Italy becomes a republic on June 2, 1946. Fearing a Communist takeover, the Christian Democrats win a landslide victory. The economy prospers under the American-led Marshall Plan. Italy is a founding member of the European Economic Community (EEC) in 1957.
||Social and economic unrest (1970s).
Economic crises and widespread social unrest heightens Europe's fears of a Communist uprising in Italy. The period is characterized by terrorist attacks by opposing extremist groups.

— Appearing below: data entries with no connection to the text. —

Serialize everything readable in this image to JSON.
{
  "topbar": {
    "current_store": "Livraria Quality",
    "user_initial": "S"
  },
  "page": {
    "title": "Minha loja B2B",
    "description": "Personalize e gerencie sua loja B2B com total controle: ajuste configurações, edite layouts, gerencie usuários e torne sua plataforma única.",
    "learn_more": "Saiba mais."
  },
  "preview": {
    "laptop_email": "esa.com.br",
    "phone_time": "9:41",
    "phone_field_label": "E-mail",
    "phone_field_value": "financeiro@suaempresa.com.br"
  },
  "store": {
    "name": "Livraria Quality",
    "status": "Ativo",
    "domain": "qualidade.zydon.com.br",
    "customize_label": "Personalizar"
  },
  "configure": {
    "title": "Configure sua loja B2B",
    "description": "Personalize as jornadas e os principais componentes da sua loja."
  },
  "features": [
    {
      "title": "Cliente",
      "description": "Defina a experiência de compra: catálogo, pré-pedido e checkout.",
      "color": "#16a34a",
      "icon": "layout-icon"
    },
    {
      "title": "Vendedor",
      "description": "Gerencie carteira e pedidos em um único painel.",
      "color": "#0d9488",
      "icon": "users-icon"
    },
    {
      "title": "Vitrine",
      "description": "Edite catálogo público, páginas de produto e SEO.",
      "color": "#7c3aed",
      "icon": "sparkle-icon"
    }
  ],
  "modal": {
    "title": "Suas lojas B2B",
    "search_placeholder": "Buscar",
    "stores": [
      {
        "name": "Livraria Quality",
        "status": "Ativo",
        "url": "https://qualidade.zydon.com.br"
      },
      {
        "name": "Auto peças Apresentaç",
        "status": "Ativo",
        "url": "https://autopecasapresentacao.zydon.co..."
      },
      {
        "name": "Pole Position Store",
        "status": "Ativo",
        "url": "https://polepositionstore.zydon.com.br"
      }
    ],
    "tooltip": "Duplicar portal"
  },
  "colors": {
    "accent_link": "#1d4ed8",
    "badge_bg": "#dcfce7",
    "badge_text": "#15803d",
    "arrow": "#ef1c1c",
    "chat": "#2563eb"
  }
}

||Growth and corruption (1980 - 1990).
The 1980s witnesses a period of economic growth, but increasing national debt brings another collapse. A far-reaching ‘Clean Hands' investigation uncovers widespread bribery, theft and corruption involving thousands of politicians, public officials and businessmen.
||Italy in the recession (2000 + ).
Media magnate Silvio Berlusconi sweeps to power in 2001 with a center-right coalition. Italy's economy is severely damaged by the recession of 2008 and two years later Italian public debt is the second largest in Europe after Greece. A series of austerity measures are socially unpopular, but slowly start to reduce the public debt.